Overcoming the challenges: Sure, it’s great to create products for a niche market, but how do you convince the consumer that it is indeed something they need?

Creating a successful launch: Creating that unique product is just half the battle. When introducing a new product or concept to the food industry, there is no magic wand. A successful launch means good distribution, a well thought out marketing campaign, and the use of demos and social media to get those influential foodies talking. Menachem Lubinsky recommends thinking about the following questions before even developing a marketing campaign:

  • Why should the consumer buy this product?
  • What is in it for them? (Health, taste, Innovation, etc.)
  • Eleanor began right in her own neighborhood. She submitted her proposal to Yeshiva Darchei Eres School and got accepted as the provider of school lunches. The next hurdle was even more difficult. She explains, “A lot of the students were more accustomed to fast foods, when I introduced products such as broccoli roasted with garlic, it was a challenge to get children to eat.”

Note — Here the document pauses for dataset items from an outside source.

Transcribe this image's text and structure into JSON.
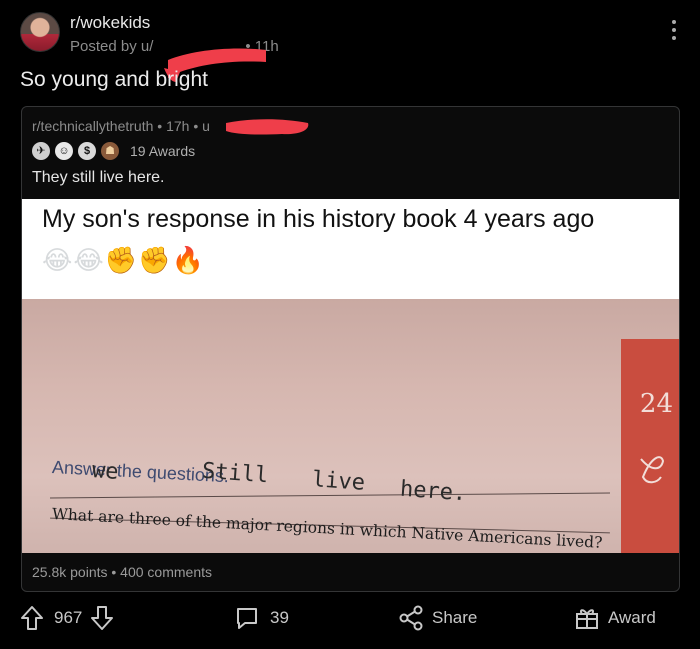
{
  "post": {
    "subreddit": "r/wokekids",
    "posted_by_prefix": "Posted by u/",
    "time": "• 11h",
    "title": "So young and bright"
  },
  "crosspost": {
    "subreddit": "r/technicallythetruth",
    "time": "• 17h •",
    "user_prefix": "u",
    "awards_count": "19 Awards",
    "body": "They still live here.",
    "image": {
      "caption": "My son's response in his history book 4 years ago",
      "emojis": "😂😂✊✊🔥",
      "worksheet": {
        "heading": "Answer the questions.",
        "question": "What are three of the major regions in which Native Americans lived?",
        "answer_words": [
          "we",
          "Still",
          "live",
          "here."
        ],
        "page_number": "24"
      }
    },
    "stats": "25.8k points • 400 comments"
  },
  "actions": {
    "upvotes": "967",
    "comments": "39",
    "share": "Share",
    "award": "Award"
  },
  "colors": {
    "background": "#000000",
    "redaction": "#ef3e4a",
    "card_border": "#343536"
  }
}
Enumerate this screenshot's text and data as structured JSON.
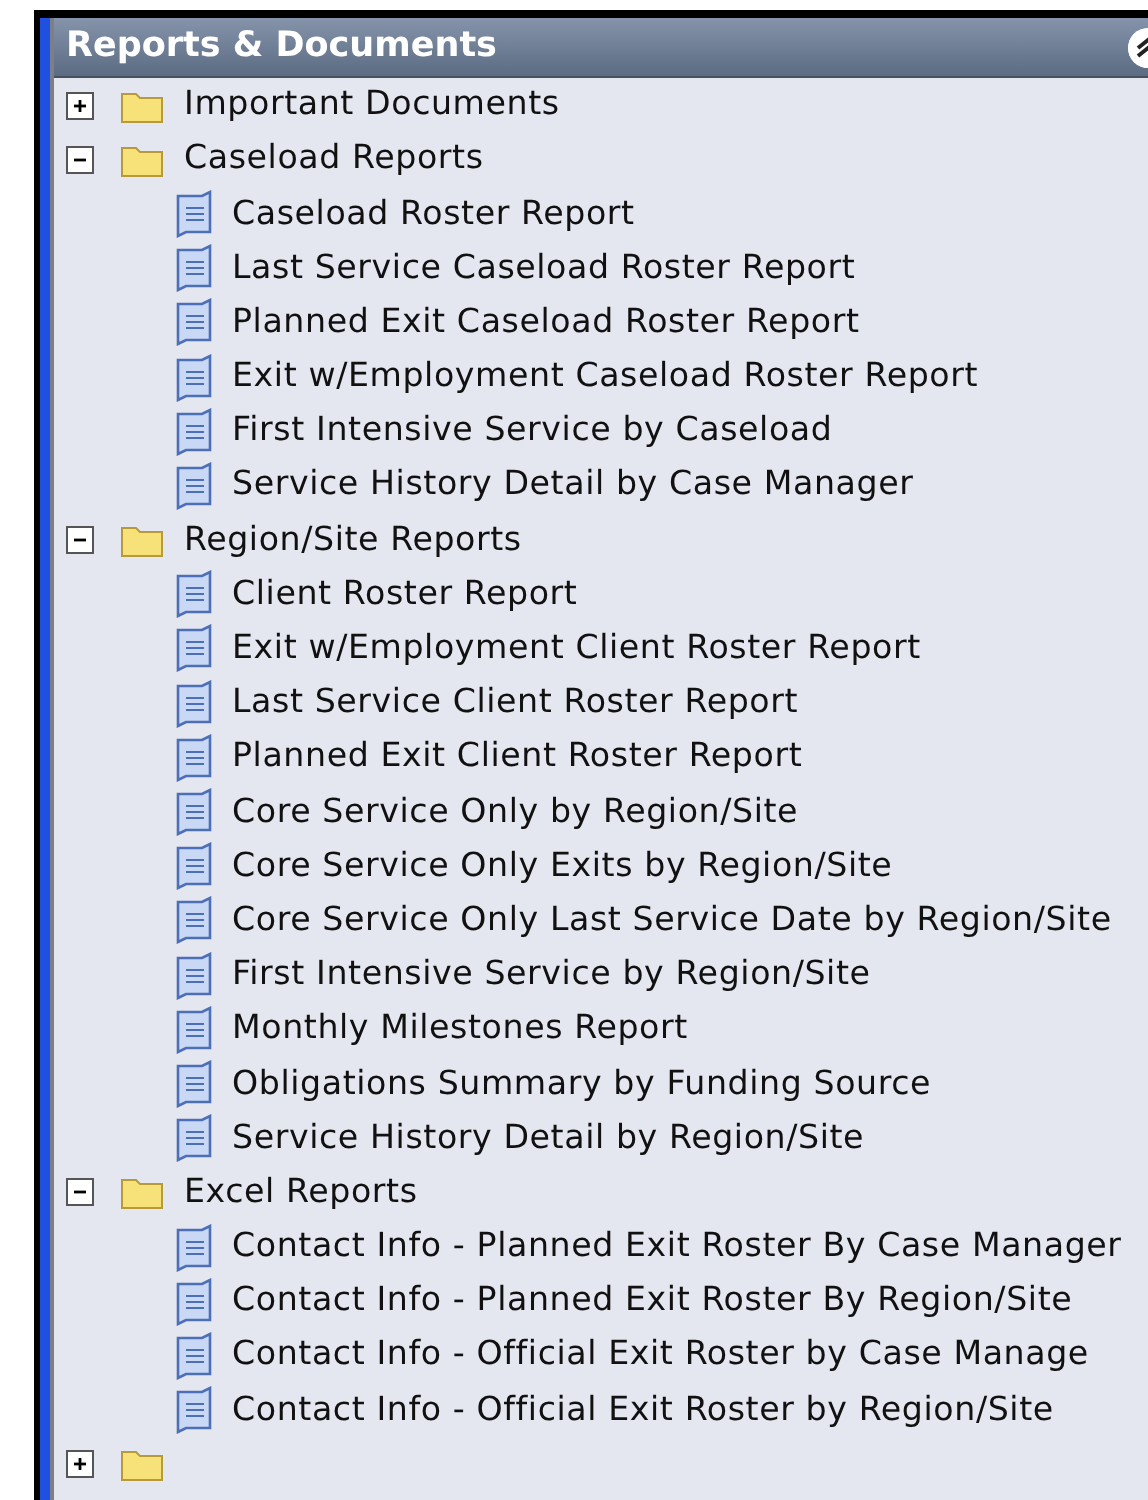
{
  "panel": {
    "title": "Reports & Documents"
  },
  "folders": [
    {
      "label": "Important Documents",
      "expanded": false
    },
    {
      "label": "Caseload Reports",
      "expanded": true,
      "children": [
        "Caseload Roster Report",
        "Last Service Caseload Roster Report",
        "Planned Exit Caseload Roster Report",
        "Exit w/Employment Caseload Roster Report",
        "First Intensive Service by Caseload",
        "Service History Detail by Case Manager"
      ]
    },
    {
      "label": "Region/Site Reports",
      "expanded": true,
      "children": [
        "Client Roster Report",
        "Exit w/Employment Client Roster Report",
        "Last Service Client Roster Report",
        "Planned Exit Client Roster Report",
        "Core Service Only by Region/Site",
        "Core Service Only Exits by Region/Site",
        "Core Service Only Last Service Date by Region/Site",
        "First Intensive Service by Region/Site",
        "Monthly Milestones Report",
        "Obligations Summary by Funding Source",
        "Service History Detail by Region/Site"
      ]
    },
    {
      "label": "Excel Reports",
      "expanded": true,
      "children": [
        "Contact Info - Planned Exit Roster By Case Manager",
        "Contact Info - Planned Exit Roster By Region/Site",
        "Contact Info - Official Exit Roster by Case Manage",
        "Contact Info - Official Exit Roster by Region/Site"
      ]
    },
    {
      "expanded": false
    }
  ]
}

Eleanor recommends thinking outside the box when faced with challenges. “Using some creative presentations, more and more of the students began to eat the lunches. I’ve even had parents approach me, wondering how I got their children to eat green beans and carrots. It can be done, you just need to use a little imagination and resourcefulness,” she explains.

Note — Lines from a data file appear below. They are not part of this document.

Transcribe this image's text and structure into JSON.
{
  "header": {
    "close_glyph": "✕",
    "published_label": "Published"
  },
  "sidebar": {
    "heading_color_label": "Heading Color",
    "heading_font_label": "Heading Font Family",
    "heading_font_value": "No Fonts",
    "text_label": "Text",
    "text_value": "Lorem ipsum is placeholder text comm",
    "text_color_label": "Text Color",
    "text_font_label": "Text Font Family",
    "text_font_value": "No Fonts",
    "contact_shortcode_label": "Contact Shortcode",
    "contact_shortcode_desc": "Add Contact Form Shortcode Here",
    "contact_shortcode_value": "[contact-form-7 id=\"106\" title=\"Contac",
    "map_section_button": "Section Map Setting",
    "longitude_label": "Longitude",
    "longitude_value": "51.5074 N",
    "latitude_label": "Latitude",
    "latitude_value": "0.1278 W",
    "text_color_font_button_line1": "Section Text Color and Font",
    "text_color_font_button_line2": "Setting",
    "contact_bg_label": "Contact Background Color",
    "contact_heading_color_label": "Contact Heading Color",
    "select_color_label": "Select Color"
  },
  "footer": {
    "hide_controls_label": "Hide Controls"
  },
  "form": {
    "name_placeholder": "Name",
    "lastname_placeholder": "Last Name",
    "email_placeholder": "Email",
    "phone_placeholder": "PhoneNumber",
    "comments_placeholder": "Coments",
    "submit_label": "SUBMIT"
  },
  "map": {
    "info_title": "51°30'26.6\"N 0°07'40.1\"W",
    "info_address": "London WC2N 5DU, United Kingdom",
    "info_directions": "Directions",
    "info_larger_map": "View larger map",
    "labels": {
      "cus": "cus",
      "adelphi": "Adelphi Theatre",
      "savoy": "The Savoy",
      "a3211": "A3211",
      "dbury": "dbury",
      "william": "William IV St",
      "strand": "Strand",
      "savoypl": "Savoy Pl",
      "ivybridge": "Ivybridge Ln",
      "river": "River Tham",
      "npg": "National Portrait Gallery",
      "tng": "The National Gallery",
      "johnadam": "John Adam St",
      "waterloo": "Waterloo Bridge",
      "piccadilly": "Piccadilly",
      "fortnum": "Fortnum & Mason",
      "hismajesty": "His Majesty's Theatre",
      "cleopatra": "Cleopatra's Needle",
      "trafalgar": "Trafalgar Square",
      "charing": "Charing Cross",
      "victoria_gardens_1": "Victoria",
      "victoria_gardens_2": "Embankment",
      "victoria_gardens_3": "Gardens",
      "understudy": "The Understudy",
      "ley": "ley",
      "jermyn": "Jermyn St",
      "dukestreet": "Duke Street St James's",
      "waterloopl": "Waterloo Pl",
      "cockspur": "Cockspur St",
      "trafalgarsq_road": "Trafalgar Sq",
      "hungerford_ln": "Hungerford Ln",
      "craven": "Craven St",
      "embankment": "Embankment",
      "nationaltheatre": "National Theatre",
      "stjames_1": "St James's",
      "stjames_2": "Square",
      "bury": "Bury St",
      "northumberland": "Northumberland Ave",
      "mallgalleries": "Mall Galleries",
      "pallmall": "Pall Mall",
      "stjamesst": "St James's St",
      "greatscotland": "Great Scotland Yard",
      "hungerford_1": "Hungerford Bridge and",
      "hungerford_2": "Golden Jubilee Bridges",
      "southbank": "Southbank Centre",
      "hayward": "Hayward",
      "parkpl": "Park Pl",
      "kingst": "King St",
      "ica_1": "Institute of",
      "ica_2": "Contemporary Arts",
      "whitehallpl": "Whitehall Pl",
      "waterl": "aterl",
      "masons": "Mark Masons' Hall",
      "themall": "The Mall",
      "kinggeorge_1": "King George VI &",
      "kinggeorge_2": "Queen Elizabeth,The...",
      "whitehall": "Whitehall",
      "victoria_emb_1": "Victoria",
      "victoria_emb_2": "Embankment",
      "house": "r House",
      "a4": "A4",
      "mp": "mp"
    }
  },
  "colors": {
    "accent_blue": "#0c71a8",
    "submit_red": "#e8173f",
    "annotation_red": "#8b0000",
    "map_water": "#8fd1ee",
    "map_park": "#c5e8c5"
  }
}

Marketing the product: The marketing of the product is a very important aspect of the business; however, if not done correctly, things can go sour very quickly! One of the most common mistakes any entrepreneur or brand can make is to copy or mimic an existing product. Other factors such as lack of research and sloppy presentation are at the top of the no-no list as well. Lubinsky explains, “In my experience, I’ve seen brands place a product on the shelf without any marketing or prior research, with an overpriced ticket and poor presentation (i.e. packaging). Worst of all is not delivering on promises such as health or taste. A smart approach always includes consulting with competent professionals and thoroughly studying the market and history of the product you intend to produce.”

Attending tradeshows: A great way to research a product is by attending tradeshows. At these shows, entrepreneurs and brands have an opportunity to get a clear idea of whom they want to sell their product to and how they want to sell it. By introducing a product in this environment you can get a feel for response and likeability. Lubinsky states, “If your product is truly revolutionary, then retail chains can be considered, but if it is more ordinary, start with the smaller stores. In my experience, my motto was always: ‘you never know!’”

Considering a broker: A decision to hire a broker may well be one of the most critical points that entrepreneurs and new brands have to address. This decision can determine the initial introduction of a new company and product. Many startup companies have a tendency to neglect this part of the business in the early stages because of the tremendous focus placed on the product itself. So, when should entrepreneurs use a broker? “Brands or entrepreneurs should consider a broker if they can’t find a good distributor, if a broker has an in with certain retailers or if the broker has a particular demand for that product. Otherwise, I would suggest other avenues,” explained Lubinsky.